We argued in the preceding post (Analysis: Vision and Management) that a country cannot prosper without a national vision and concluded with the following questions: What is the national vision in Pakistan? And, are our problems getting worse precisely because of the absence of a national vision?
It is a coincidence to find an entry that enables us to continue this discussion – a column by Shahid Javed Burki who is among the leading commentators on economic issues in Pakistan. I will quote the introduction to the column before picking up on the issues of interest to us:
Even those who continue to believe in the idea of Pakistan — and I count myself among them — cannot but accept the fact that that while India and the `idea of India` have taken off, Pakistan continues to slip, falling rapidly behind its now prosperous neighbour.
The idea of Pakistan to which I refer has many meanings attached to it… For me the idea that a separate political entity was needed that did not have to contend with the weight of the Hindu majority made sense in the late 1940s.
Whether this idea will make sense ultimately will have to be left to the judgment of history. India pursued a different idea: for many leaders involved in the movement for gaining freedom from the long rule by the British it was sensible to craft a political system that would allow space to many diverse people. Diversity in India came in many forms — religious, linguistic, ethnic, caste, geography etc. There cannot be any doubt that a few hiccups notwithstanding, India has been able to work that idea.
The first thing that struck me was the opening sentence: “Even those who continue to believe in the idea of Pakistan…” Two thoughts came to mind: First, that the number of those who continue to believe in the idea of Pakistan must be shrinking; and second, that there is something that could be identified as the idea of Pakistan. Let us just note the first and use the second as the starting point for our exploration.
The idea of Pakistan, in the words of the author, was the following: “that a separate political entity was needed that did not have to contend with the weight of the Hindu majority…” Let us contrast that with the idea of India, which the author describes as ‘Unity in Diversity,’ before moving on to investigate the visions incorporated in the respective ideas.
The national vision in the idea ‘Unity in Diversity’ is very clear and has been described succinctly by the author: “to craft a political system that would allow space to many diverse people” and motivate them to work together towards goals reflecting the preferences of the electoral majority. In the author’s judgment: “There cannot be any doubt that a few hiccups notwithstanding, India has been able to work that idea.”
Let us now search for the national vision in the idea of Pakistan as interpreted by the author, to repeat, “that a separate political entity was needed that did not have to contend with the weight of the Hindu majority…” This comes across more as a political objective than a vision and even if it incorporates a vision, it is a very time-bound one. What would replace it once the political objective was realized of achieving a separate political entity that did not have to contend with the weight of the Hindu majority? Would it be fair to argue that there was a pre-1947 idea of Pakistan but no post-1947 idea of Pakistan? And that none has since been found that commands the allegiance of an electoral majority?
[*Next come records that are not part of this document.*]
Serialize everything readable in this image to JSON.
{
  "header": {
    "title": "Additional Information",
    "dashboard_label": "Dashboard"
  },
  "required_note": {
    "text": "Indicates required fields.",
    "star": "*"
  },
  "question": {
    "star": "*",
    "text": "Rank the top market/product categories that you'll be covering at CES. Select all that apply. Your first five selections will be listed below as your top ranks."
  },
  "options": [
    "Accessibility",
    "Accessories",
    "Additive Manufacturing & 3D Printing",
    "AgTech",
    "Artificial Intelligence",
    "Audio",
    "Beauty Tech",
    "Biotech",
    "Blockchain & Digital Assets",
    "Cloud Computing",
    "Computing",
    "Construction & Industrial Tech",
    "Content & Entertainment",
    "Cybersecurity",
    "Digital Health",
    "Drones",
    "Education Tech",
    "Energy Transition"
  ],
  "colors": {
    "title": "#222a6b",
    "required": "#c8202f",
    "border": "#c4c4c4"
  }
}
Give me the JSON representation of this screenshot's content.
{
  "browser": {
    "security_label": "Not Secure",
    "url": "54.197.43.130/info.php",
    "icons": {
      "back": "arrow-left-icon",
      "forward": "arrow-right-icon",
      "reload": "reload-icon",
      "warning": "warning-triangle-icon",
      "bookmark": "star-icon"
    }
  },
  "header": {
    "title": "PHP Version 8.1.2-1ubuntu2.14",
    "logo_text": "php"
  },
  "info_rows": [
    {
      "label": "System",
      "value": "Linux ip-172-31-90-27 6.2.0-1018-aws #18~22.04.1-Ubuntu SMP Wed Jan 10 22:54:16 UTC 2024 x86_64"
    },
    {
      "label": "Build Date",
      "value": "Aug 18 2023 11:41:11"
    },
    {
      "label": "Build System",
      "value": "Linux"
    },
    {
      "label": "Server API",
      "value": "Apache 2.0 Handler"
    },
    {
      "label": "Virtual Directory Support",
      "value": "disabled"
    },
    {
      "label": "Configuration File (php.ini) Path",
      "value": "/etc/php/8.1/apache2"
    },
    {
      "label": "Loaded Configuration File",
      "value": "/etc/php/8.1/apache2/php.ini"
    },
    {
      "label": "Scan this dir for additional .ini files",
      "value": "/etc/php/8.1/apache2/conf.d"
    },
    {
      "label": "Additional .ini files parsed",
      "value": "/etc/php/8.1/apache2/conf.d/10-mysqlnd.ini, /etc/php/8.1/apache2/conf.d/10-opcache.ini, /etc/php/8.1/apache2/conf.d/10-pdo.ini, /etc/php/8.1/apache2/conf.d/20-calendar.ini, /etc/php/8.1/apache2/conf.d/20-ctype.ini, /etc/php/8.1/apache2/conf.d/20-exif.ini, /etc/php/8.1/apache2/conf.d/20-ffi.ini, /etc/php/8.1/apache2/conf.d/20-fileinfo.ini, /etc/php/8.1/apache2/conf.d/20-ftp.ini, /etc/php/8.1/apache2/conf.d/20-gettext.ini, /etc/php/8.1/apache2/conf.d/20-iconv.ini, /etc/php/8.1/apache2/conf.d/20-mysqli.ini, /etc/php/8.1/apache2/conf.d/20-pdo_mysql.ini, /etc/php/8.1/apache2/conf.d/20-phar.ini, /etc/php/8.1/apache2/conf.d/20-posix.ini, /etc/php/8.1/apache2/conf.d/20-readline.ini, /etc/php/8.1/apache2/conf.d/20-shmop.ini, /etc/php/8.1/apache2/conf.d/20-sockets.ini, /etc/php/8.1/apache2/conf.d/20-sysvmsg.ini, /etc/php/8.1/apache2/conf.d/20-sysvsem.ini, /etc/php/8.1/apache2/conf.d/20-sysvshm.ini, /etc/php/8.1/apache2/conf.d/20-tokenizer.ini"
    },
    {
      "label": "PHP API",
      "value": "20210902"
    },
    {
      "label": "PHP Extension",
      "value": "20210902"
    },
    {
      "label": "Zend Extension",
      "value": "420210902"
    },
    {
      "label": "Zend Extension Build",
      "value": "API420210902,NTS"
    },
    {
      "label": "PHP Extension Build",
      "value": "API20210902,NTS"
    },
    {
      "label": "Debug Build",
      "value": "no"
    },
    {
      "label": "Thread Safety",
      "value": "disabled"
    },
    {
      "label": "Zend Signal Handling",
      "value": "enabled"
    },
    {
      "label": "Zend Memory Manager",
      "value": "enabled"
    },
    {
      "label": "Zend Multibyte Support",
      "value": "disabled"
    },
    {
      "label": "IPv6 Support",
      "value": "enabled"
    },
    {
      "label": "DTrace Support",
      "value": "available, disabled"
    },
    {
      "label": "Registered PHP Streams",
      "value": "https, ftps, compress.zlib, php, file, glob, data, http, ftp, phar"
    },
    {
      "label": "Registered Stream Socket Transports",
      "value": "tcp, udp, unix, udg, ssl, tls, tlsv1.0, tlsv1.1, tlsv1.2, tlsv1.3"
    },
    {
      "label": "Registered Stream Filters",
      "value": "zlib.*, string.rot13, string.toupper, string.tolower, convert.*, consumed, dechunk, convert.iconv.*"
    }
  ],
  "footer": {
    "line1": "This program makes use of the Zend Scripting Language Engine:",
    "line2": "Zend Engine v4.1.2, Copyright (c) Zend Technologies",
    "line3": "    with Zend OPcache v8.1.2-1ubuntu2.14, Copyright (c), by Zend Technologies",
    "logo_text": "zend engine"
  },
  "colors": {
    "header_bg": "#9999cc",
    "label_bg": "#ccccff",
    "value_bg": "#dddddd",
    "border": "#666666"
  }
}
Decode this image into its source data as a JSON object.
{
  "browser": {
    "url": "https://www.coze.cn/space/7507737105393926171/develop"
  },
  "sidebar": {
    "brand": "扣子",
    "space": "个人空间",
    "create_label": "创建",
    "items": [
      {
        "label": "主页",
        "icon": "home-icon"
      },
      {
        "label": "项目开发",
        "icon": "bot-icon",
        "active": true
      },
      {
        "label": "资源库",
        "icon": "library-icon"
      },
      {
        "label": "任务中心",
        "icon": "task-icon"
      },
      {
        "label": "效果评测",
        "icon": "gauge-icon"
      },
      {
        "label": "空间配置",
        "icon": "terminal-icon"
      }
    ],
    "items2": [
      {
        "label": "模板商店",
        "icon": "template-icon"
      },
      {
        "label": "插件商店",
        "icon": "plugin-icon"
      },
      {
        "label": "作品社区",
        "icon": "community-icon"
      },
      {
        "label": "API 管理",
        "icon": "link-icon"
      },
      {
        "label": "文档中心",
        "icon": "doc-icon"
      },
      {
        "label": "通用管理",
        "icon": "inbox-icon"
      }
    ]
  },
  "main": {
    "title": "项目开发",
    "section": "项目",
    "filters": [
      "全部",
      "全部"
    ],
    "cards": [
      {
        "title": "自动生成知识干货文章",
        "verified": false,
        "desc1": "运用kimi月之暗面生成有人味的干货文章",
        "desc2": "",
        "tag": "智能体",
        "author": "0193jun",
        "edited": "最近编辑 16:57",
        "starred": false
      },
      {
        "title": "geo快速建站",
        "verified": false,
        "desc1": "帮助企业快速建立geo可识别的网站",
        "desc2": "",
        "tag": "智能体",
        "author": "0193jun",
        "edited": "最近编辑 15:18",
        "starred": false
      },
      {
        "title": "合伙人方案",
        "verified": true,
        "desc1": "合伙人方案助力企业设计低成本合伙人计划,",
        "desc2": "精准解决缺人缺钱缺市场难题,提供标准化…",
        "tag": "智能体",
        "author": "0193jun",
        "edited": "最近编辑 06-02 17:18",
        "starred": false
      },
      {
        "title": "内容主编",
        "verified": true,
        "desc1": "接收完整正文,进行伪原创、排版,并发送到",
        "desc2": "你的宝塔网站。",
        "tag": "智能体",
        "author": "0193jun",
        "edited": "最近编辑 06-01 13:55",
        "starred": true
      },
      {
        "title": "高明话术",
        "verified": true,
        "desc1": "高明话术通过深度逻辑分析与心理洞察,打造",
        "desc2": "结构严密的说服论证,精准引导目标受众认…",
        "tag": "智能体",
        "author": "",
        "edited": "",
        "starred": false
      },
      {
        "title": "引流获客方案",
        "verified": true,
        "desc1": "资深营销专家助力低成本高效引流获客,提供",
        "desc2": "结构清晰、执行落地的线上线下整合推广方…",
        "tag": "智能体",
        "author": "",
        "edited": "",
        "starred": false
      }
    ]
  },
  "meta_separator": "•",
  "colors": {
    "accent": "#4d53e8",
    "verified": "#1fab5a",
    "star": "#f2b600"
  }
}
The author is forthright in stating that he still believes in this idea of Pakistan and that it made sense to him in the late 1940s while leaving open the final judgment on its soundness to the verdict of history. I can understand, sort of, why the idea might have carried an emotional and visceral appeal in the late 1940s but I find it difficult to understand how it could have made sense or withstood the scrutiny of reason.
Let us go back to the claim that “for many leaders involved in the movement for gaining freedom from the long rule by the British it was sensible to craft a political system that would allow space to many diverse people.” If this was indeed true why was there the feeling that Muslims would be the exception, that they would be excluded from the set of diverse people? How did belief in this exceptionalism square with concern for the fate of the Muslims who were to be left behind in India? And what was the conceptualization of a Hindu majority? Did it make sense to conclude that all Hindus, regardless of their diversity characterized by language, ethnicity, caste and geography, would vote in unison against equally diverse Muslims given that the two communities shared many of these attributes? How could it make sense to collapse all that diversity into a monolithic conceptualization of unidimensional and antagonistic Hindus and Muslims?
And would a parsing of the idea of Pakistan not have immediately thrown up the question that would have undermined severely its ability to make sense? If a self-proclaimed minority needs a separate political entity so that it does not have to contend with the weight of an imagined majority, is there a logical end to the process? What exactly is the notion of a minority and a majority in a system of representative governance?
The judgment of history has already been delivered on this flip side of the idea of Pakistan. What remains of the country desperately needs a new idea that incorporates a coherent national vision. There is little to lose in borrowing something that has worked in very trying conditions. ‘Unity in Diversity’ appeals to reason, except, perhaps, that we now need to be bolder – the unity needs to extend beyond national borders in South Asia. Only a peaceful and cooperative South Asia would enable us to make up to the millions whose lives and dreams have been shattered by the tragic lack of a national vision.